- Born: January 16, 1882 Fort Dodge, Iowa
- Died: March 21, 1954 (aged 72) Boston
- Occupation: Newspaper editor
- Spouse(s): Elizabeth Board, 1900–1935 (her death) Gloria Ritz, 1936–1954 (her death)
- Children: William Randolph Howey
- Relatives: Colleen Moore (niece)

= Walter Howey =

American journalist and editor

Walter Crawford Howey (January 16, 1882 in Fort Dodge, Iowa - March 21, 1954 in Boston) was a Hearst newspaper editor and the model for Walter Burns, the scheming, ruthless managing editor in Ben Hecht and Charles MacArthur's play The Front Page.

==Early years==
Walter Howey was the son of Frank Harris Howey and Rosa Crawford Howey. Frank Howey ran a series of small businesses. Walter was educated in Fort Dodge public schools and the Art Institute of Chicago, 1899-1900.

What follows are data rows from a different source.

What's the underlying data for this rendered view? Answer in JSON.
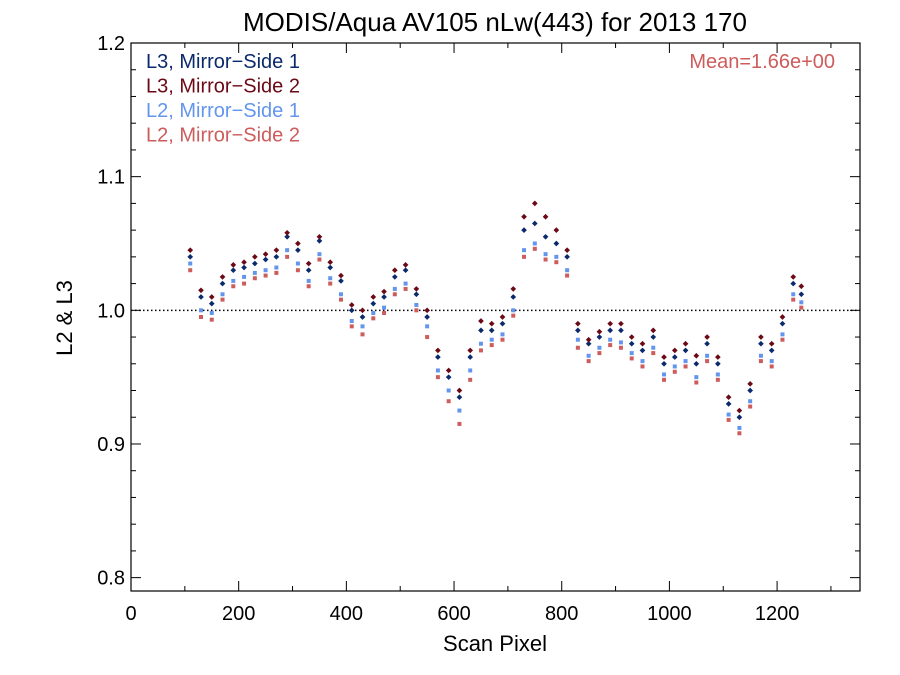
{
  "chart_data": {
    "type": "scatter",
    "title": "MODIS/Aqua AV105 nLw(443) for 2013 170",
    "xlabel": "Scan Pixel",
    "ylabel": "L2 & L3",
    "xlim": [
      0,
      1354
    ],
    "ylim": [
      0.79,
      1.2
    ],
    "xticks": [
      0,
      200,
      400,
      600,
      800,
      1000,
      1200
    ],
    "yticks": [
      0.8,
      0.9,
      1.0,
      1.1,
      1.2
    ],
    "ytick_labels": [
      "0.8",
      "0.9",
      "1.0",
      "1.1",
      "1.2"
    ],
    "reference_line": 1.0,
    "annotation": "Mean=1.66e+00",
    "legend_position": "top-left",
    "grid": false,
    "series": [
      {
        "name": "L3, Mirror−Side 1",
        "color": "#0b2a6b",
        "x": [
          110,
          130,
          150,
          170,
          190,
          210,
          230,
          250,
          270,
          290,
          310,
          330,
          350,
          370,
          390,
          410,
          430,
          450,
          470,
          490,
          510,
          530,
          550,
          570,
          590,
          610,
          630,
          650,
          670,
          690,
          710,
          730,
          750,
          770,
          790,
          810,
          830,
          850,
          870,
          890,
          910,
          930,
          950,
          970,
          990,
          1010,
          1030,
          1050,
          1070,
          1090,
          1110,
          1130,
          1150,
          1170,
          1190,
          1210,
          1230,
          1245
        ],
        "y": [
          1.04,
          1.01,
          1.005,
          1.02,
          1.03,
          1.032,
          1.035,
          1.038,
          1.04,
          1.055,
          1.045,
          1.03,
          1.052,
          1.032,
          1.022,
          1.0,
          0.995,
          1.005,
          1.01,
          1.025,
          1.03,
          1.012,
          0.995,
          0.965,
          0.95,
          0.935,
          0.965,
          0.985,
          0.985,
          0.99,
          1.01,
          1.06,
          1.065,
          1.055,
          1.05,
          1.04,
          0.985,
          0.975,
          0.98,
          0.985,
          0.985,
          0.975,
          0.97,
          0.98,
          0.96,
          0.965,
          0.97,
          0.96,
          0.975,
          0.96,
          0.93,
          0.92,
          0.94,
          0.975,
          0.97,
          0.99,
          1.02,
          1.012
        ]
      },
      {
        "name": "L3, Mirror−Side 2",
        "color": "#6b0a16",
        "x": [
          110,
          130,
          150,
          170,
          190,
          210,
          230,
          250,
          270,
          290,
          310,
          330,
          350,
          370,
          390,
          410,
          430,
          450,
          470,
          490,
          510,
          530,
          550,
          570,
          590,
          610,
          630,
          650,
          670,
          690,
          710,
          730,
          750,
          770,
          790,
          810,
          830,
          850,
          870,
          890,
          910,
          930,
          950,
          970,
          990,
          1010,
          1030,
          1050,
          1070,
          1090,
          1110,
          1130,
          1150,
          1170,
          1190,
          1210,
          1230,
          1245
        ],
        "y": [
          1.045,
          1.015,
          1.01,
          1.025,
          1.034,
          1.036,
          1.04,
          1.042,
          1.045,
          1.058,
          1.05,
          1.035,
          1.055,
          1.036,
          1.026,
          1.004,
          1.0,
          1.01,
          1.014,
          1.03,
          1.034,
          1.016,
          1.0,
          0.97,
          0.955,
          0.94,
          0.97,
          0.992,
          0.99,
          0.995,
          1.016,
          1.07,
          1.08,
          1.07,
          1.06,
          1.045,
          0.99,
          0.978,
          0.984,
          0.99,
          0.99,
          0.98,
          0.975,
          0.985,
          0.965,
          0.97,
          0.975,
          0.966,
          0.98,
          0.965,
          0.935,
          0.925,
          0.945,
          0.98,
          0.975,
          0.995,
          1.025,
          1.018
        ]
      },
      {
        "name": "L2, Mirror−Side 1",
        "color": "#6495ed",
        "x": [
          110,
          130,
          150,
          170,
          190,
          210,
          230,
          250,
          270,
          290,
          310,
          330,
          350,
          370,
          390,
          410,
          430,
          450,
          470,
          490,
          510,
          530,
          550,
          570,
          590,
          610,
          630,
          650,
          670,
          690,
          710,
          730,
          750,
          770,
          790,
          810,
          830,
          850,
          870,
          890,
          910,
          930,
          950,
          970,
          990,
          1010,
          1030,
          1050,
          1070,
          1090,
          1110,
          1130,
          1150,
          1170,
          1190,
          1210,
          1230,
          1245
        ],
        "y": [
          1.035,
          1.0,
          0.998,
          1.012,
          1.022,
          1.025,
          1.028,
          1.03,
          1.032,
          1.045,
          1.035,
          1.022,
          1.042,
          1.024,
          1.012,
          0.992,
          0.988,
          0.998,
          1.002,
          1.016,
          1.02,
          1.004,
          0.988,
          0.955,
          0.94,
          0.925,
          0.955,
          0.975,
          0.978,
          0.982,
          1.0,
          1.045,
          1.05,
          1.042,
          1.04,
          1.03,
          0.978,
          0.966,
          0.972,
          0.978,
          0.976,
          0.968,
          0.962,
          0.972,
          0.952,
          0.958,
          0.962,
          0.95,
          0.966,
          0.952,
          0.922,
          0.912,
          0.932,
          0.966,
          0.962,
          0.982,
          1.012,
          1.006
        ]
      },
      {
        "name": "L2, Mirror−Side 2",
        "color": "#cd5c5c",
        "x": [
          110,
          130,
          150,
          170,
          190,
          210,
          230,
          250,
          270,
          290,
          310,
          330,
          350,
          370,
          390,
          410,
          430,
          450,
          470,
          490,
          510,
          530,
          550,
          570,
          590,
          610,
          630,
          650,
          670,
          690,
          710,
          730,
          750,
          770,
          790,
          810,
          830,
          850,
          870,
          890,
          910,
          930,
          950,
          970,
          990,
          1010,
          1030,
          1050,
          1070,
          1090,
          1110,
          1130,
          1150,
          1170,
          1190,
          1210,
          1230,
          1245
        ],
        "y": [
          1.03,
          0.995,
          0.993,
          1.008,
          1.018,
          1.02,
          1.024,
          1.026,
          1.028,
          1.04,
          1.03,
          1.018,
          1.038,
          1.02,
          1.008,
          0.988,
          0.982,
          0.994,
          0.998,
          1.012,
          1.016,
          1.0,
          0.98,
          0.95,
          0.932,
          0.915,
          0.948,
          0.97,
          0.974,
          0.978,
          0.996,
          1.04,
          1.046,
          1.038,
          1.036,
          1.026,
          0.972,
          0.962,
          0.968,
          0.974,
          0.972,
          0.964,
          0.958,
          0.968,
          0.948,
          0.954,
          0.958,
          0.946,
          0.962,
          0.948,
          0.918,
          0.908,
          0.928,
          0.962,
          0.958,
          0.978,
          1.008,
          1.002
        ]
      }
    ]
  }
}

==Iowa and Chicago journalism==
Howey became a reporter for the Fort Dodge Messenger in 1902 and then worked for the Des Moines Daily Capital before joining Hearst's Chicago American. Walking in Chicago, Howey was startled to see a knight and three elves climb out of a manhole. He had stumbled upon four actors fleeing a devastating blaze that killed 600 people, the Iroquois Theatre fire. As more people escaped via the theater cellar through the sewers, Howey reported his scoop, and the story, one of the biggest in Chicago's history, established his reputation for speed, resourcefulness, and skillful writing. Howey became city editor of the Chicago Inter Ocean in 1906 and moved to the Chicago Tribune in 1907. Lured away by Hearst, he became managing editor of the Chicago American in 1917.

==Boston and New York journalism==
In 1922, Howey moved to Boston as editor of Hearst's Boston American and then, in 1924, to New York, where in ten days he set up the tabloid New York Daily Mirror. In 1939, after serving as organizational assistant to Hearst, Howey returned to Boston as editor of the Record-American. From 1942 to 1944 he edited the Chicago Herald-American, after which he served again as special editorial assistant to Hearst from 1944 until Hearst's death in 1951. Returning to Boston, Howey served until his death as executive editor of the Boston Evening American, the Daily Record, and the Sunday Advertiser.

==The Front Page==
Howey was the prototype for Walter Burns, the scheming, ruthless managing editor, in Ben Hecht and Charles MacArthur's 1928 play The Front Page. Howey had a glass eye that some attributed to the circulation wars and others to his drunkenly passing out and impaling himself on a copy spike. Hecht famously remarked that you could tell the glass eye because it was the warmer one.

==Inventor==
In 1931, Howey patented an automatic photoelectric engraving process,
and he developed the sound photo system of transmitting photographs by wire.

==Death==
Howey was critically injured on January 14, 1954, in an automobile accident, but he continued to run Hearst's Boston papers until his death, March 21, 1954, while recuperating at home in Boston. He is buried in St Michael's Cemetery, Queens, New York.

==Family==
Wife Gloria Ritz Howey Gloria Ritz was the daughter of John Ritz of New York and had a sister, Thelma Ritz, who died in Florida at the age of 87. Mrs. Howey was an aunt to her sister's son, Ronald Lawrence Hurwitz, born in 1937 in New York.

Son William R. Howey (named after William Randolph Hearst, his godfather.

Howey was the uncle of actress Colleen Moore.